Einigung in Sicht

Gazprom-Chef: Gas könnte bereits Freitag wieder fließen (Upd.)

Aus Sicht der Europäischen Kommission ist ein Ende des Gas-Streits in greifbare Nähe gerückt. Russland hat bestätigt, sich mit der EU auf die Entsendung von Beobachtern geeinigt zu haben. Gazprom könnte bereits heute seine Gaslieferungen nach Europa über die Ukraine wieder aufnehmen.

Stromtarife© Gina Sanders / Fotolia.com

Kreuth (ddp/sm) - Bedingung für die Wiederaufnahme sei, dass die Vereinbarung über die Entsendung von Beobachtern unterzeichnet werde, sagte Gazprom-Chef Alexej Miller laut der russischen Nachrichtenagentur Interfax. "Wir rechnen damit, dass die Vereinbarung heute unterzeichnet wird. Und dann werden wir quasi sofort die Lieferungen wieder aufnehmen", sagte Miller.

EU-Beobachter sollen Gaslieferungen überprüfen

Russland und die Ukraine hatten sich mit der EU auf die Entsendung von Beobachtern geeinigt. Die Beobachter, auch russische, sollen auf dem Gebiet der Ukraine überprüfen, ob das russische Gas ankommt und ob es nach Europa geleitet und nicht etwa abgezweigt wird.

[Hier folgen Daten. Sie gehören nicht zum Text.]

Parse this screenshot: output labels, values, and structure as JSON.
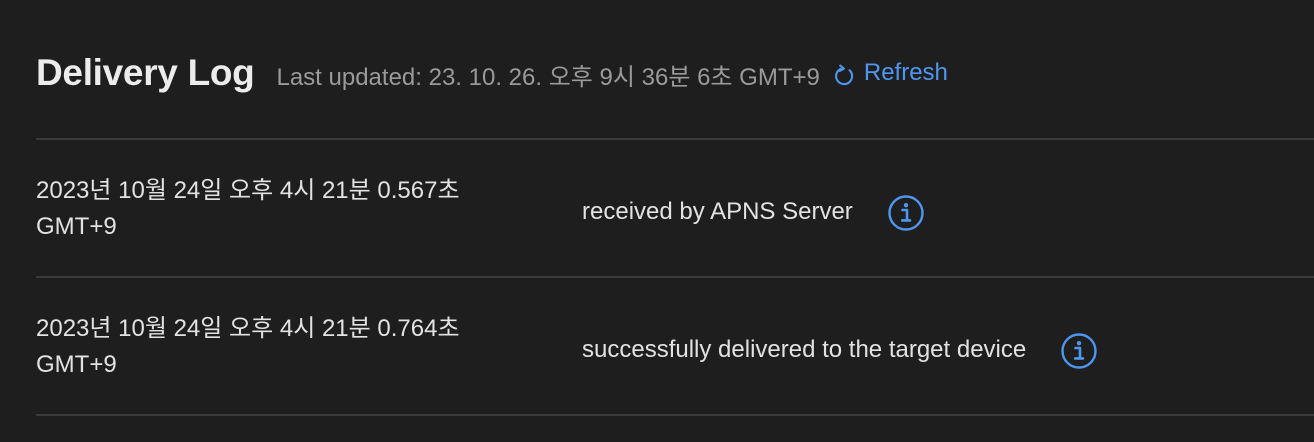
{
  "header": {
    "title": "Delivery Log",
    "last_updated": "Last updated: 23. 10. 26. 오후 9시 36분 6초 GMT+9",
    "refresh_label": "Refresh",
    "refresh_icon": "refresh-icon"
  },
  "colors": {
    "background": "#1e1e1e",
    "accent": "#4f96f0",
    "divider": "#3a3a3a"
  },
  "log": [
    {
      "timestamp": "2023년 10월 24일 오후 4시 21분 0.567초 GMT+9",
      "status": "received by APNS Server",
      "icon": "info-icon"
    },
    {
      "timestamp": "2023년 10월 24일 오후 4시 21분 0.764초 GMT+9",
      "status": "successfully delivered to the target device",
      "icon": "info-icon"
    }
  ]
}
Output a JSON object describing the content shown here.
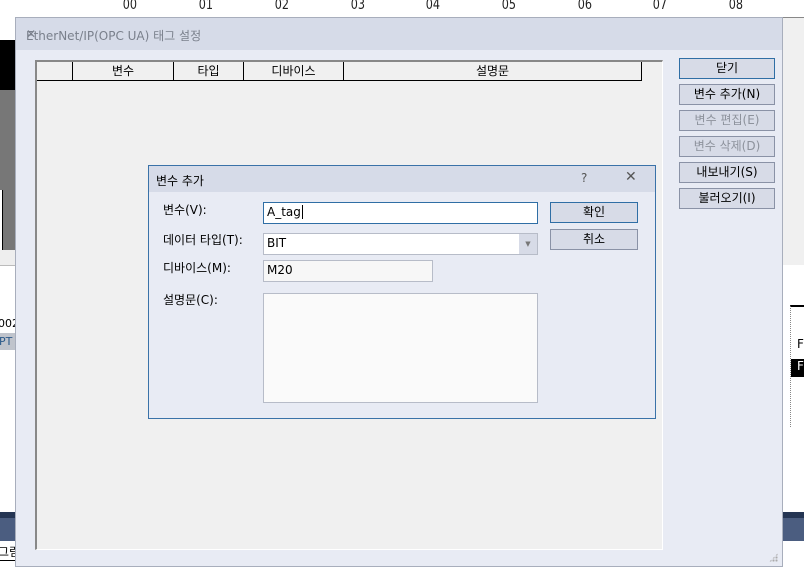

Die tschechische EU-Ratspräsidentschaft hatte zuvor mitgeteilt, dass sich Russlands Regierungschef Wladimir Putin und der tschechische Ministerpräsident Mirek Topolanek über die Entsendung von Beobachtern verständigt hätten. Die Beobachter würden überall dort stationiert, wo es notwendig sei. Bereits heute sollen die "technischen Experten" in der Ukraine eintreffen.

Nach ersten Anzeichen für eine Annäherung im Gasstreit war eine Lösung am Donnerstag zunächst wieder in die Ferne gerückt. Wie EU-Energiekommissar Andris Piebalgs mitteilte, hatte Gazprom nach einem ersten Einlenken plötzlich "inakzeptable Forderungen" aufgestellt. Demnach verlangte Gazprom-Chef Alexej Miller die Entsendung russischer Beobachter in die Ukraine. Kiew hatte zuvor mit der EU-Kommission die Entsendung von europäischen Beobachtern zur Überwachung des russischen Gastransits auf ihrem Territorium vereinbart.

EU beruft Krisentreffen von Energieministern ein

Der französische Präsident Nicolas Sarkozy forderte Russland auf, seine Gaslieferverträge mit europäischen Staaten einzuhalten. "Der russisch-ukrainische Streit ist eine bilaterale Angelegenheit", sagte Sarkozy auf einer gemeinsamen Pressekonferenz mit Bundeskanzlerin Merkel in Paris. Merkel sagte, auch Deutschland sei bereit, Experten zur Verfügung zu stellen. Europa müsse zudem prüfen, ob es seine Speicherkapazität erhöhen solle.

Die EU berief für Montag ein Krisentreffen der Energieminister ein. Neben aktuellen Fragen wie der Entsendung einer Beobachtermission zur Kontrolle des Gas-Transits sollten auch langfristige Maßnahmen für größere Energiesicherheit diskutiert werden.